Recipe: Fay Marie’s Pasta Primavera

Ingredients

16 oz pasta
3 leeks
7-10 asparagus spears
1 c peas
4 tsp minced garlic
5 c vegetable broth
2 tblsp mint
2 tblsp chives
2 tblsp lemon juice
1/2 c parmesan
1/2 teaspoon lemon zest
1 c white wine
6 tblsp olive oil
salt
1/4 tsp black pepper (more, if you want)

Directions

  1. Bring broth to a simmer on medium-low heat
  2. Cut up the asparagus and leeks and rinse them
  3. Add asparagus, leeks, peas, 2 teaspoons of garlic, to broth, bring it to a boil, then take off heat
  4. Strain the vegetables and garlic from the broth and set aside
  5. In a separate pan, add 6 tablespoons of olive oil and sauté 2 teaspoons of garlic
  6. Add vegetables to the pan, with 1/4 teaspoon of pepper and 1 cup of white wine and bring to a boil
  7. To the broth in the pot, add lemon juice and zest, parmesan, mint, chives, the vegetables from the pan, and pasta, and cook for 10 minutes or whatever the pasta box directions say
  8. Strain the pasta and add salt and pepper to taste afterward

Useless Information and a Photo

After mom, the titular Fay Marie, passed, I found this recipe handwritten in her disorganized chicken scratch (I’m sure it made sense to her), among the thousands of recipes she wrote out, clipped, or photocopied from various print sources. She made a few different versions of pasta primavera, and my favorite of hers was spaghetti with broccoli, carrots, snow peas, in a cream sauce. This obviously is very different, but I couldn’t pass up trying to recreate something she had come up by herself.
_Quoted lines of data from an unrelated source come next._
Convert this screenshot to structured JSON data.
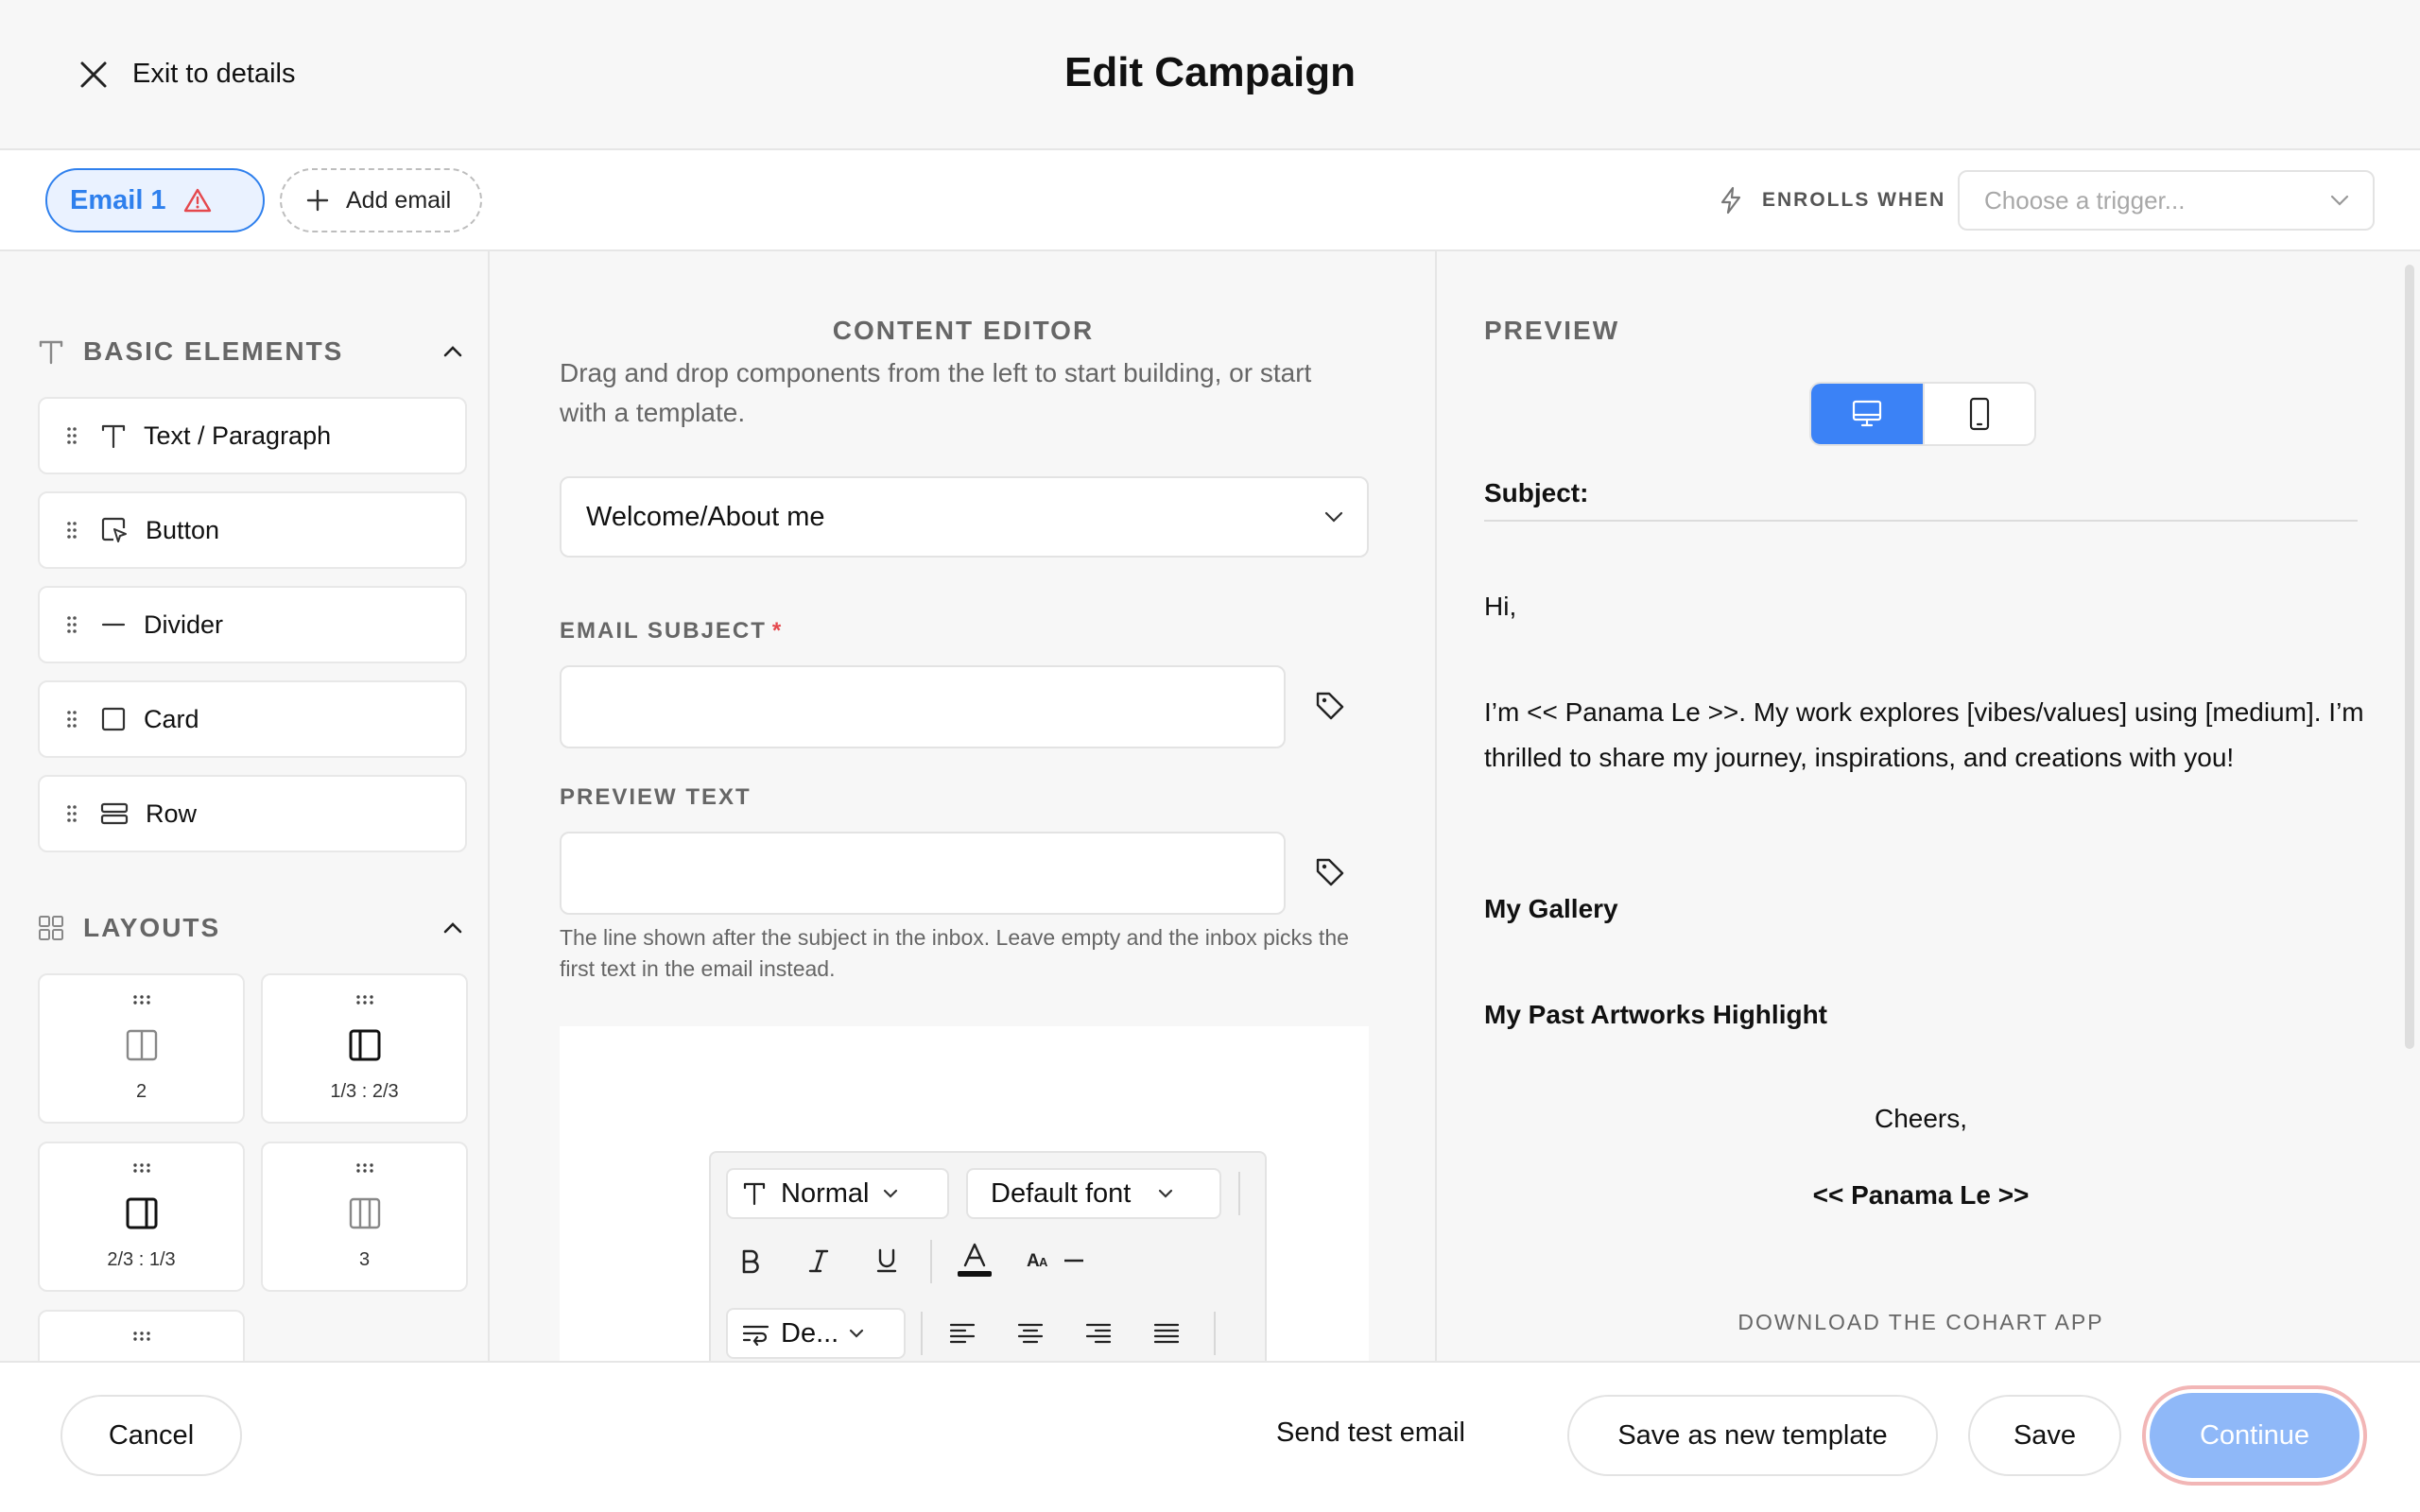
{
  "header": {
    "exit_label": "Exit to details",
    "title": "Edit Campaign"
  },
  "tabs": {
    "email_tab_label": "Email 1",
    "add_email_label": "Add email",
    "enrolls_label": "ENROLLS WHEN",
    "trigger_placeholder": "Choose a trigger..."
  },
  "left_panel": {
    "basic_title": "BASIC ELEMENTS",
    "basic_items": [
      {
        "label": "Text / Paragraph",
        "icon": "text-icon"
      },
      {
        "label": "Button",
        "icon": "button-cursor-icon"
      },
      {
        "label": "Divider",
        "icon": "divider-icon"
      },
      {
        "label": "Card",
        "icon": "card-icon"
      },
      {
        "label": "Row",
        "icon": "row-icon"
      }
    ],
    "layouts_title": "LAYOUTS",
    "layouts": [
      {
        "label": "2"
      },
      {
        "label": "1/3 : 2/3"
      },
      {
        "label": "2/3 : 1/3"
      },
      {
        "label": "3"
      }
    ]
  },
  "content_editor": {
    "title": "CONTENT EDITOR",
    "description": "Drag and drop components from the left to start building, or start with a template.",
    "template_value": "Welcome/About me",
    "subject_label": "EMAIL SUBJECT",
    "subject_required": "*",
    "subject_value": "",
    "preview_label": "PREVIEW TEXT",
    "preview_value": "",
    "preview_help": "The line shown after the subject in the inbox. Leave empty and the inbox picks the first text in the email instead.",
    "toolbar": {
      "style_value": "Normal",
      "font_value": "Default font",
      "wrap_value": "De..."
    }
  },
  "preview": {
    "title": "PREVIEW",
    "subject_label": "Subject:",
    "greeting": "Hi,",
    "intro": "I’m << Panama Le >>. My work explores [vibes/values] using [medium]. I’m thrilled to share my journey, inspirations, and creations with you!",
    "gallery_heading": "My Gallery",
    "highlight_heading": "My Past Artworks Highlight",
    "signoff": "Cheers,",
    "signature": "<< Panama Le >>",
    "download_label": "DOWNLOAD THE COHART APP"
  },
  "footer": {
    "cancel_label": "Cancel",
    "send_test_label": "Send test email",
    "save_template_label": "Save as new template",
    "save_label": "Save",
    "continue_label": "Continue"
  },
  "colors": {
    "accent": "#2f80ed",
    "toggle_active": "#3b82f6",
    "continue_bg": "#8fb8f8",
    "warning": "#e5484d"
  }
}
You might want to save some of the pasta water to add after straining but I’ve never cared for doing that. Since there’s no tomato sauce or cream, this was a pretty light dish; the wine and the lemon really show up here and play well with the earthiness of the asparagus. We had this with the rest of the bottle of wine we bought for the recipe. Wine and food pairing recommendations are made up nonsense but this combo seems to work well.